[Note: It was a dark week last week, and this was written in the middle of it. But things got better by week's end. Exercise, I think, may have cured it--helped anyway. Did Crossfit workouts four of five days (more about that later). Too sore to be depressed. Thanks Lex.]There are so many of me these days.
There is the teacher. He enjoys what he does. He enjoys his students, the freshmen particularly. He enjoys the works. The craftsmanship of Shakespeare never ceases to astonish. Things yet to comment on, unnoticed by others, and no time in which to do it.
There is the colleague. A recluse, mostly, these days. In early, office door closed. There late, office door closed. Wan smile and untrue answers protocol requires of polite questions. Deflection as defense against the rarer real concern. Never before so private. Never.
There is the neighbor. Friendly enough. That guy walking the beautiful dog morning and night. Politely conversational, yet unprying. Hardly gregarious, yet kind enough. Comfortable. Gone early most days. Home in the late afternoon and then home all through the evening. Quiet. Gone nearly every weekend. No one knows where.
There is the father. What to say? “The most important thing a father can do . . .” wasn’t enough. Now just to stay. To ride it out. To one day nap on a couch with a grandchild’s sleeping head tucked under his chin as once its mother’s was. Sustaining vision.
There is the son. There are two even. One almost his father’s clone, in mannerisms, in voice, in aspirations and resignation. Not wounded there, whatever Eldredge may think. Exception that, in so many ways. The other, wounded to the core in ways he’ll likely never fully understand and labeled “angry” over it.
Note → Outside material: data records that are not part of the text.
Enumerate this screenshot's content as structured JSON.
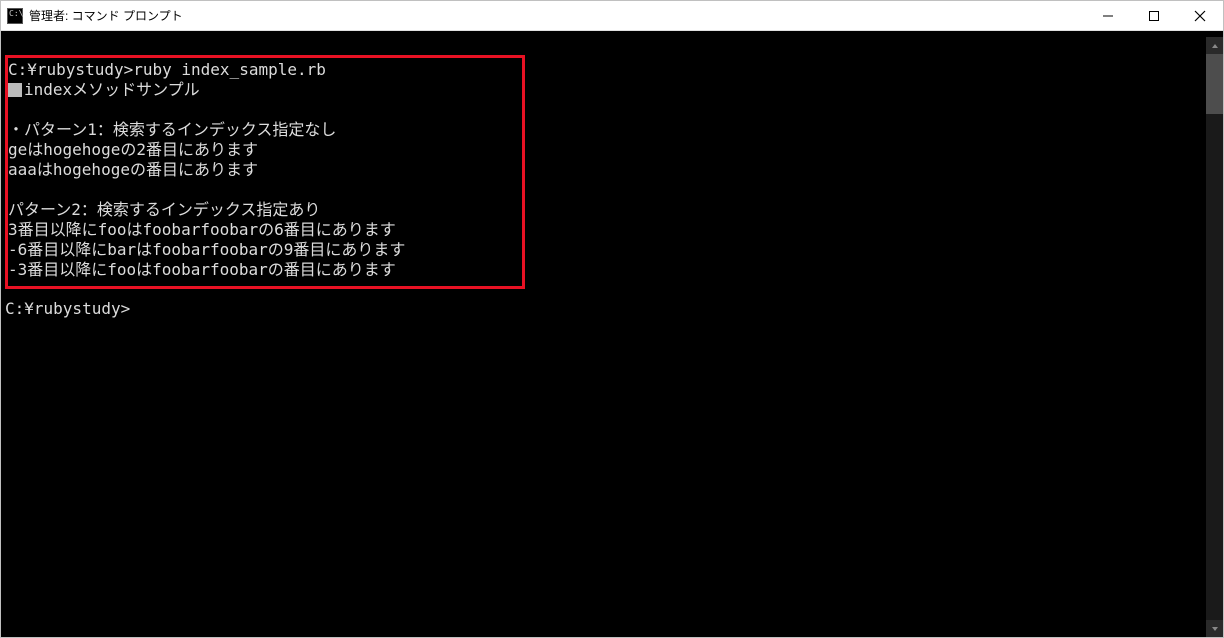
{
  "window": {
    "title": "管理者: コマンド プロンプト"
  },
  "redbox": {
    "line1": "C:¥rubystudy>ruby index_sample.rb",
    "line2_after": "indexメソッドサンプル",
    "line4": "・パターン1：検索するインデックス指定なし",
    "line5": "geはhogehogeの2番目にあります",
    "line6": "aaaはhogehogeの番目にあります",
    "line8": "パターン2：検索するインデックス指定あり",
    "line9": "3番目以降にfooはfoobarfoobarの6番目にあります",
    "line10": "-6番目以降にbarはfoobarfoobarの9番目にあります",
    "line11": "-3番目以降にfooはfoobarfoobarの番目にあります"
  },
  "after": {
    "prompt": "C:¥rubystudy>"
  }
}
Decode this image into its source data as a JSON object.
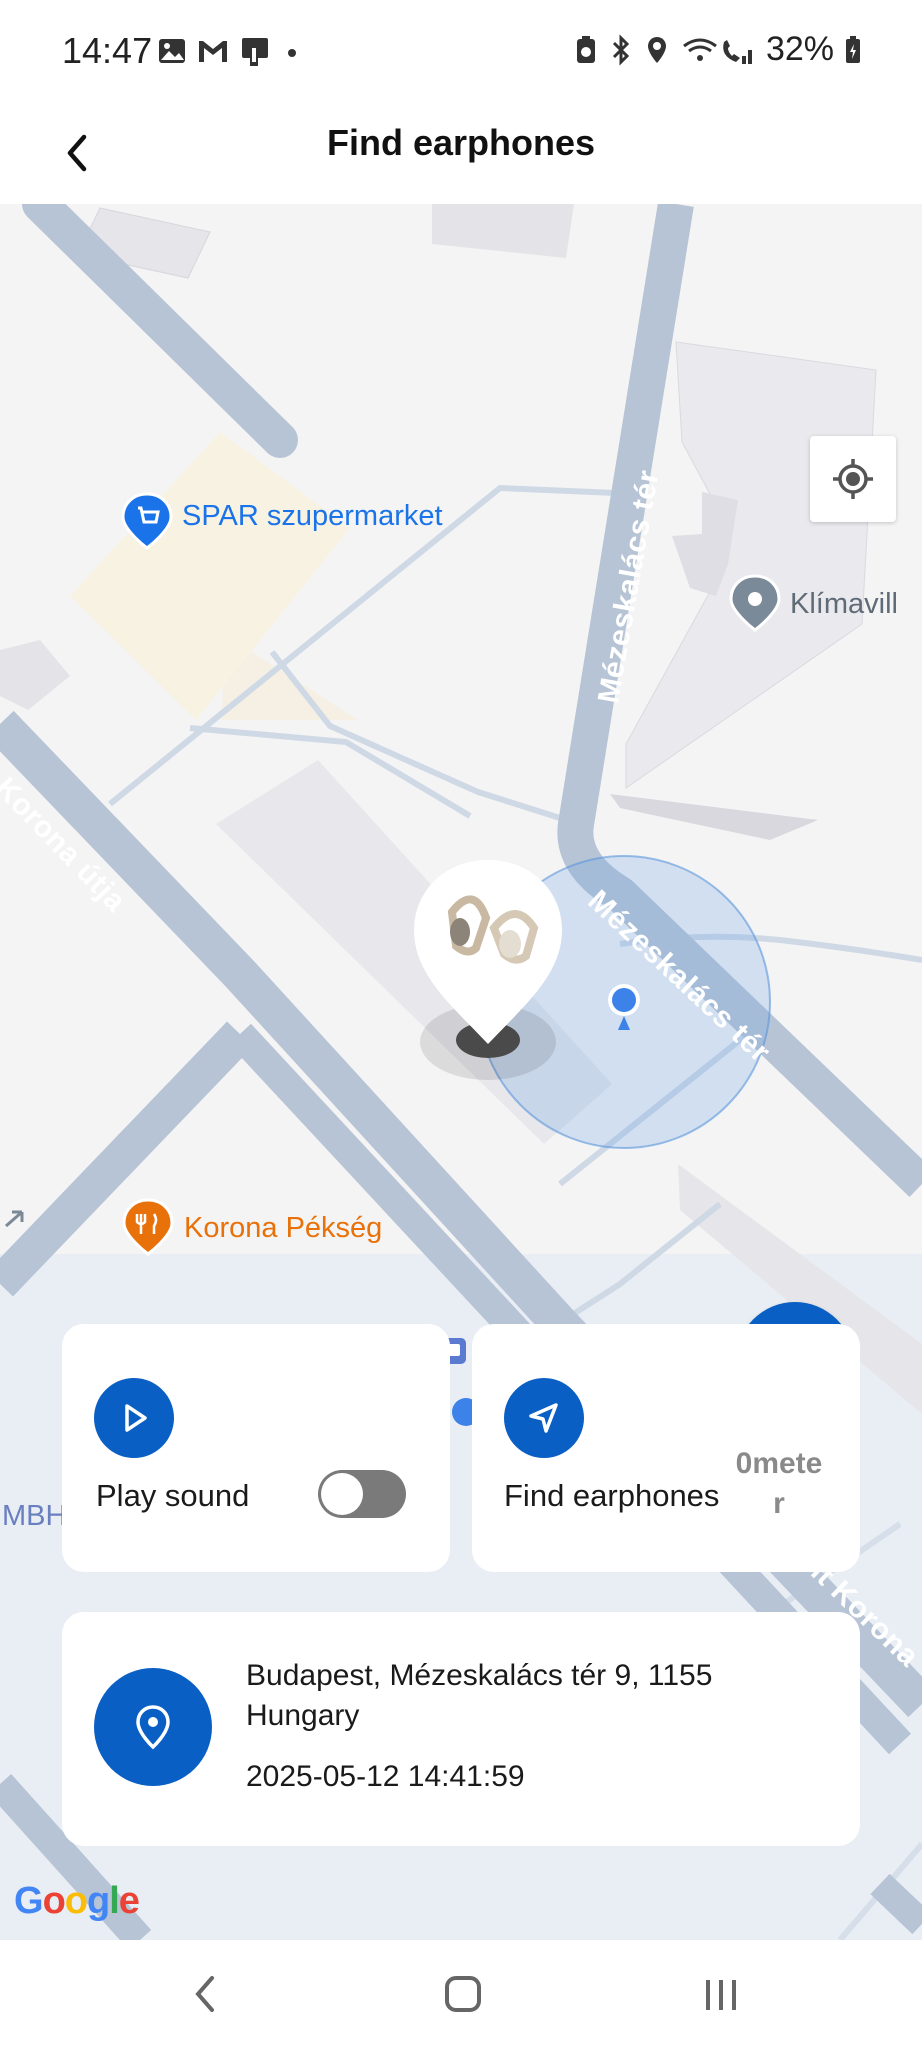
{
  "status_bar": {
    "time": "14:47",
    "battery_text": "32%",
    "icons_left": [
      "image-icon",
      "gmail-icon",
      "mobile-data-icon",
      "dot-icon"
    ],
    "icons_right": [
      "battery-saver-icon",
      "bluetooth-icon",
      "location-icon",
      "wifi-calling-icon",
      "signal-icon",
      "battery-icon"
    ]
  },
  "header": {
    "title": "Find earphones",
    "back_icon": "chevron-left-icon"
  },
  "map": {
    "pois": {
      "spar": "SPAR szupermarket",
      "klima": "Klímavill",
      "pekseg": "Korona Pékség",
      "mbh": "MBH"
    },
    "roads": {
      "mezeskalacs_vertical": "Mézeskalács tér",
      "mezeskalacs_diag": "Mézeskalács tér",
      "korona_left": "nt Korona útja",
      "korona_right": "nt Korona"
    },
    "google_logo": "Google",
    "colors": {
      "accent": "#0a5fc4",
      "spar_label": "#1a73e8",
      "pekseg_label": "#e8710a",
      "road": "#b6c5d6"
    }
  },
  "cards": {
    "play_sound": {
      "label": "Play sound",
      "icon": "play-icon",
      "toggle_on": false
    },
    "find": {
      "label": "Find earphones",
      "distance": "0meter",
      "icon": "navigation-arrow-icon"
    },
    "address": {
      "text": "Budapest, Mézeskalács tér 9, 1155 Hungary",
      "timestamp": "2025-05-12 14:41:59",
      "icon": "location-pin-icon"
    }
  },
  "nav_bar": {
    "back_icon": "nav-back-icon",
    "home_icon": "nav-home-icon",
    "recents_icon": "nav-recents-icon"
  }
}
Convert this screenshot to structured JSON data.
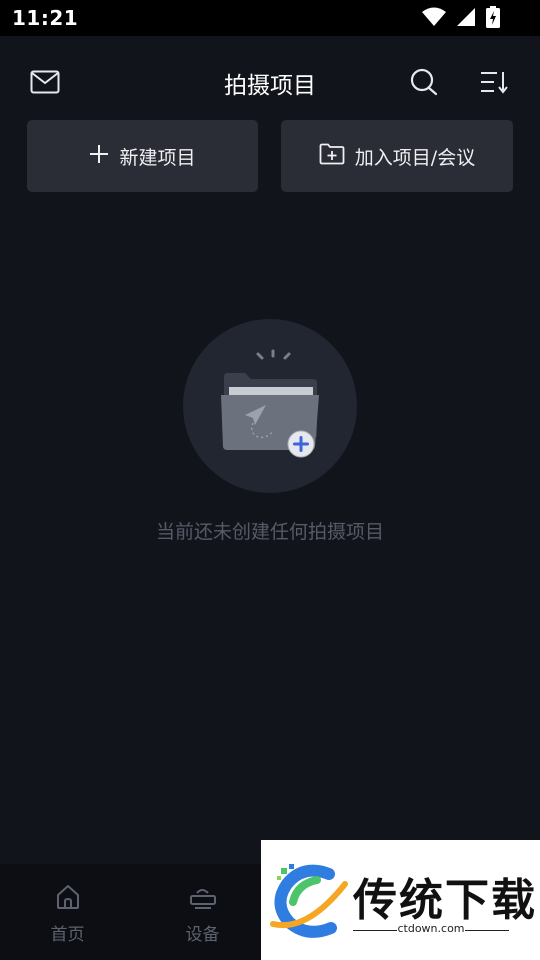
{
  "status_bar": {
    "time": "11:21",
    "icons": [
      "wifi-icon",
      "signal-icon",
      "battery-charging-icon"
    ]
  },
  "header": {
    "title": "拍摄项目",
    "left_icon": "mail-icon",
    "right_icons": [
      "search-icon",
      "sort-icon"
    ]
  },
  "actions": {
    "new_project": "新建项目",
    "join_project": "加入项目/会议"
  },
  "empty_state": {
    "icon": "folder-send-icon",
    "message": "当前还未创建任何拍摄项目"
  },
  "bottom_nav": {
    "items": [
      {
        "label": "首页",
        "icon": "home-icon"
      },
      {
        "label": "设备",
        "icon": "device-icon"
      }
    ]
  },
  "watermark": {
    "brand": "传统下载",
    "url": "ctdown.com"
  },
  "colors": {
    "background": "#12141c",
    "button_bg": "#2b2d36",
    "muted_text": "#555a66"
  }
}
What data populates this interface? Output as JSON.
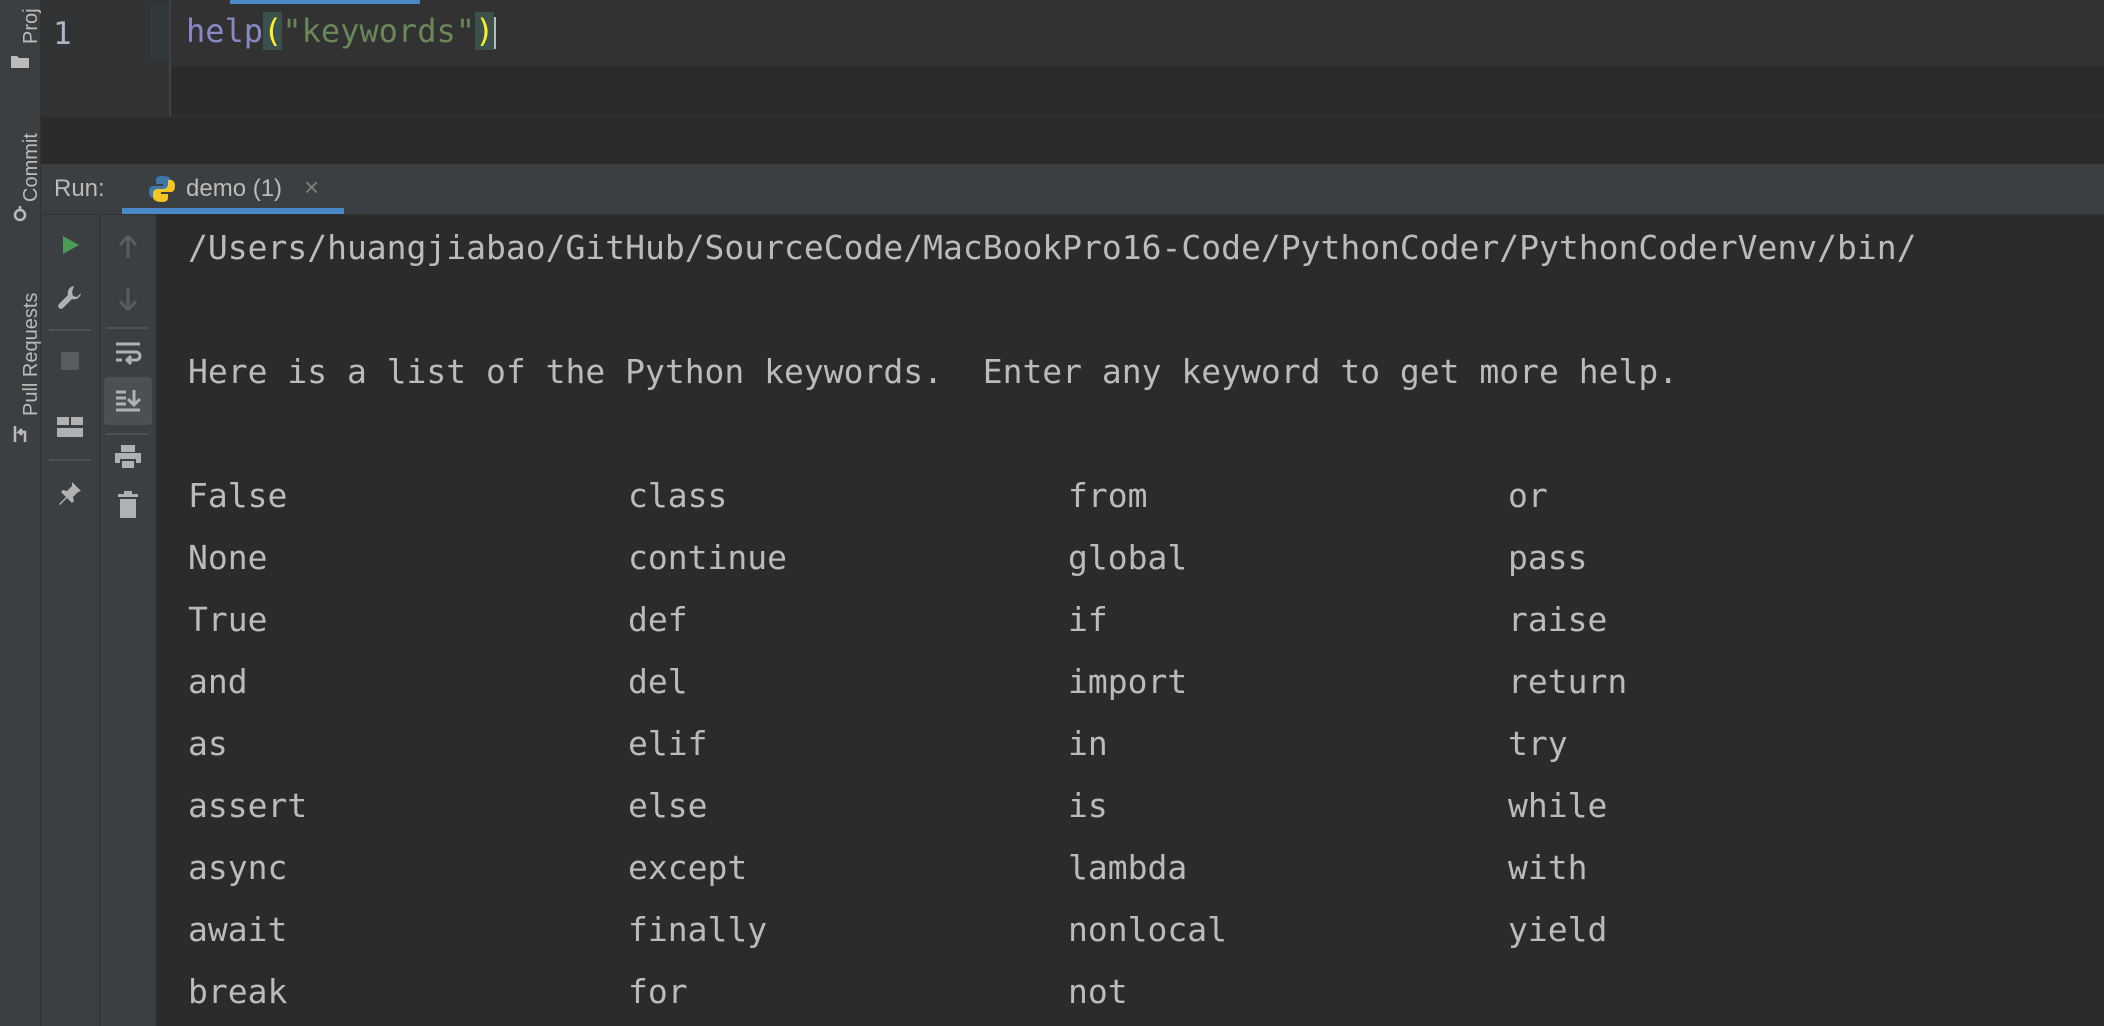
{
  "side_tabs": [
    {
      "label": "Proj",
      "icon": "folder-icon"
    },
    {
      "label": "Commit",
      "icon": "commit-icon"
    },
    {
      "label": "Pull Requests",
      "icon": "pull-request-icon"
    }
  ],
  "editor": {
    "line_number": "1",
    "code": {
      "func": "help",
      "open_paren": "(",
      "string": "\"keywords\"",
      "close_paren": ")"
    }
  },
  "run_panel": {
    "label": "Run:",
    "tab_label": "demo (1)",
    "tab_icon": "python-icon",
    "close_glyph": "×"
  },
  "toolbar_left": [
    "run-icon",
    "wrench-icon",
    "stop-icon",
    "layout-icon",
    "pin-icon"
  ],
  "toolbar_right": [
    "up-arrow-icon",
    "down-arrow-icon",
    "soft-wrap-icon",
    "scroll-to-end-icon",
    "print-icon",
    "trash-icon"
  ],
  "console": {
    "path_line": "/Users/huangjiabao/GitHub/SourceCode/MacBookPro16-Code/PythonCoder/PythonCoderVenv/bin/",
    "intro_line": "Here is a list of the Python keywords.  Enter any keyword to get more help.",
    "keywords_columns": [
      [
        "False",
        "None",
        "True",
        "and",
        "as",
        "assert",
        "async",
        "await",
        "break"
      ],
      [
        "class",
        "continue",
        "def",
        "del",
        "elif",
        "else",
        "except",
        "finally",
        "for"
      ],
      [
        "from",
        "global",
        "if",
        "import",
        "in",
        "is",
        "lambda",
        "nonlocal",
        "not"
      ],
      [
        "or",
        "pass",
        "raise",
        "return",
        "try",
        "while",
        "with",
        "yield"
      ]
    ]
  },
  "colors": {
    "background": "#2b2b2b",
    "panel": "#3c3f41",
    "accent": "#4a88c7",
    "run_green": "#499c54",
    "builtin": "#8888c6",
    "string": "#6a8759",
    "paren_highlight": "#ffef28"
  }
}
There is the soon-to-be-ex. Him, I have no idea how to describe at all. He just wants it over. He isn’t bitter; just sad. He isn’t determined; just resigned. He wouldn’t go back; nothing has changed. He failed, somehow, at the one thing he thought most important. He isn’t procrastinating; he is paralyzed. He will be seeking help for this, for inertia he must yet cannot overcome. As fascinating, that, as psychosomatic pain. Phobia in another form. Shameful. Infuriating. And no object for disdain or fury but self.
Lou was right.
But there is one more. Tender. Hopeful. Sheltered. Understood. Under repair. If not whole, then at least gathering the pieces. Focused on, mindful of, longing for the one place where everything works.